Straight out of the heart of Gothenburg in Sweden come six piece Dun Ringill, who describe themselves as a ‘heavy doom rock collective’with their second album Library Of Death, the follow up to 2019’s debut Welcome. Gothenburg, the home to such iconic bands as At The Gates, The Haunted and In Flames, and can now add Dun Ringill to that already impressive roster of success.
Being compared with the likes of Obsidian Sea and Saint Vitus musically, Dun Ringill use evil and darkness in their lyrical themes, and fuse it with a musical backdrop which is both doom laden, and entwine this with Nordic folklore metal, to form something entirely new to me.
Library Of Death is a seven-track feast of an album, with such song titles as Ravens Tear, My Funeral Song, and Dance Of The Necromancer, it isn’t subject matter for the faint hearted.
As the album opens Ravens Tear kick starts proceedings, and instantly I’m transported to a world of folklore and wizardry, it has a full bodied doom energy to it, the guitar work keeps me hooked, and by the time the hurdy gurdy is being played I’m reminded of times past, and visits to Wacken, where the likes of Dun Ringill are worshipped as gods.

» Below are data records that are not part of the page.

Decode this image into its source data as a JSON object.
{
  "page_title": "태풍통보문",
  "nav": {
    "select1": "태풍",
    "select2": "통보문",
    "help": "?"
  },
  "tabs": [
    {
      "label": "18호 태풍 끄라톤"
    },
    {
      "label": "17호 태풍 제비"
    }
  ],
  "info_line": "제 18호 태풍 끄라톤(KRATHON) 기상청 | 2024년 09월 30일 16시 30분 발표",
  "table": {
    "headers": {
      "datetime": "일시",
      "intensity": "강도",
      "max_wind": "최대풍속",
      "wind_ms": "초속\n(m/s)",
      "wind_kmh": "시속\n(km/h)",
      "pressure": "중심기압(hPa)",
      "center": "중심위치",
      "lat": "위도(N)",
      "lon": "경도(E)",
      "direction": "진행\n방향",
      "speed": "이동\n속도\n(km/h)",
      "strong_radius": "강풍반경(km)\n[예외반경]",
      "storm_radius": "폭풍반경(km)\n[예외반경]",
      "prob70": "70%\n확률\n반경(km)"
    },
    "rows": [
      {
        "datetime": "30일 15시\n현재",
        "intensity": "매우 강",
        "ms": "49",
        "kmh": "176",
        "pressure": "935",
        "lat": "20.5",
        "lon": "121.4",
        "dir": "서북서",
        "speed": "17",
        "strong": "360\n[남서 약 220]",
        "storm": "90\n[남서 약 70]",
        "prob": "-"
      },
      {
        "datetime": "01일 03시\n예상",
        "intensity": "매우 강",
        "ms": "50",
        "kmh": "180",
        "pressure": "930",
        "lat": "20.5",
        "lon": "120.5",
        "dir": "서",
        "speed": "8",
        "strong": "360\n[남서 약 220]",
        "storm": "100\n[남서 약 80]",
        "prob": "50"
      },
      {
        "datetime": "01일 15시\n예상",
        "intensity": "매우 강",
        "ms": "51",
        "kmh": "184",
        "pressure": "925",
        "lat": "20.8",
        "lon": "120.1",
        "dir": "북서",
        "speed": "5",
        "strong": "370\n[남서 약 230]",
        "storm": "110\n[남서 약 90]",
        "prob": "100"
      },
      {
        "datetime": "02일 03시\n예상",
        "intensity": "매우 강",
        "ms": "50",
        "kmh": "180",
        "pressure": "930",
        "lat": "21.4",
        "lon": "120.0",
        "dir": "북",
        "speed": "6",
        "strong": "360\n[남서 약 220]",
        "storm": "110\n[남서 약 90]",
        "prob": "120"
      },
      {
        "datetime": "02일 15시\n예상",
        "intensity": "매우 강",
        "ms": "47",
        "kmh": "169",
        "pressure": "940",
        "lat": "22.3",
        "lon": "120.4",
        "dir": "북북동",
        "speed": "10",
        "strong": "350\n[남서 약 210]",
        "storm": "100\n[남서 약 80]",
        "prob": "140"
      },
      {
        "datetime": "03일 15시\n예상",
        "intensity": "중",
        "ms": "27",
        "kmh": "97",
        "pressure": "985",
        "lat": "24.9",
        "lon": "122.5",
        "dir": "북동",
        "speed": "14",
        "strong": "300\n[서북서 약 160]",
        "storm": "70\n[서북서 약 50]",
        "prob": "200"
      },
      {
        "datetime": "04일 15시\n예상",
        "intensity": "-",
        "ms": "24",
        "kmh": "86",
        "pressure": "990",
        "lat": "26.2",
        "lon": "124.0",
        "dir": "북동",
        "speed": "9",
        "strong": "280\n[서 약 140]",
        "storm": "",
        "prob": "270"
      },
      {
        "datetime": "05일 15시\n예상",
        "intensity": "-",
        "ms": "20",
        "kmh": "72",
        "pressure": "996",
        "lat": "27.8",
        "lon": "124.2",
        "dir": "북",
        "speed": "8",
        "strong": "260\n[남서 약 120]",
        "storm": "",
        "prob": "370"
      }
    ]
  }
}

Library Of Death follows and this reminds me instantly of Dio, I can’t put my finger on why, maybe the mysticism, perhaps the lyrical delivery, but either way, I’m transported back in time, to Dio in their heyday. It’s mystical, but also dark and imposing, and with lines like ‘Welcome to the library of death, it will draw your last breath’ it makes it abundantly clear just how dark the subject matter is.
Dance Of The Necromancer opens with the line ‘I want to play a game’, and I instantly think of Jigsaw from the Saw movies, but this couldn’t be farther removed from those if it tried. This track has so much going on, highs and lows, loads of heaviness, and so it comes a complete surprise when the additions of trumpet and jazz flute work their way in to the mix.
It’s a dark and moody finisher, and the organ at the end is a real flourish to close proceedings…
There are times during the album when I’m hit with the realisation that there are some questionable lyrics being used, but the quality of the musicianship makes up for this.
For me this is an area of the whole heavy folk music which I’m new to, and I allow it to take me with it. Especially as the tracks are performed in more of a story telling way then I’m used to with my go to playlist, so it takes me a few listens to get used to this different approach to creating music.
Tracks six and seven are the real highlights, in particular NBK. It stands as it’s so fundamentally different to the rest of the album up to this point. It definitely rings of Dio and Judas Priest, it’s far faster in pace, and sounds far more modern considering the album up to this point is stooped in more classic soundscapes. It’s a weird shift, and totally unexpected.
Track seven, Reverend Of Many Faces closes the album, a doom filled beast it chugs at me in a way that isn’t overly present on the rest of the album, and its hard at times to believe that its even the same band. Its unlike tracks one to five in style, but then its unlike track six as well, and this blows my mind. It’s a dark and moody finisher, and the organ at the end is a real flourish to close proceedings.
As I stated earlier, I had to have multiple listens to Library Of Death as a whole to get into the mindset for this work. It isn’t usually an area of metal I choose to listen to, as mostly it leaves me cold, but listening to this has been an awakening. I can now finally understand and appreciate what fans of this folklore metal find so encompassing, and as a previous visitor to Wacken, when I couldn’t see what the fuss was about, now I have a much clearer understanding, I can truly see what it has to offer.
Maybe Dun Ringill have opened my eyes, who knows, but one thing is for sure, these guys definitely know how to put a monster of an album together.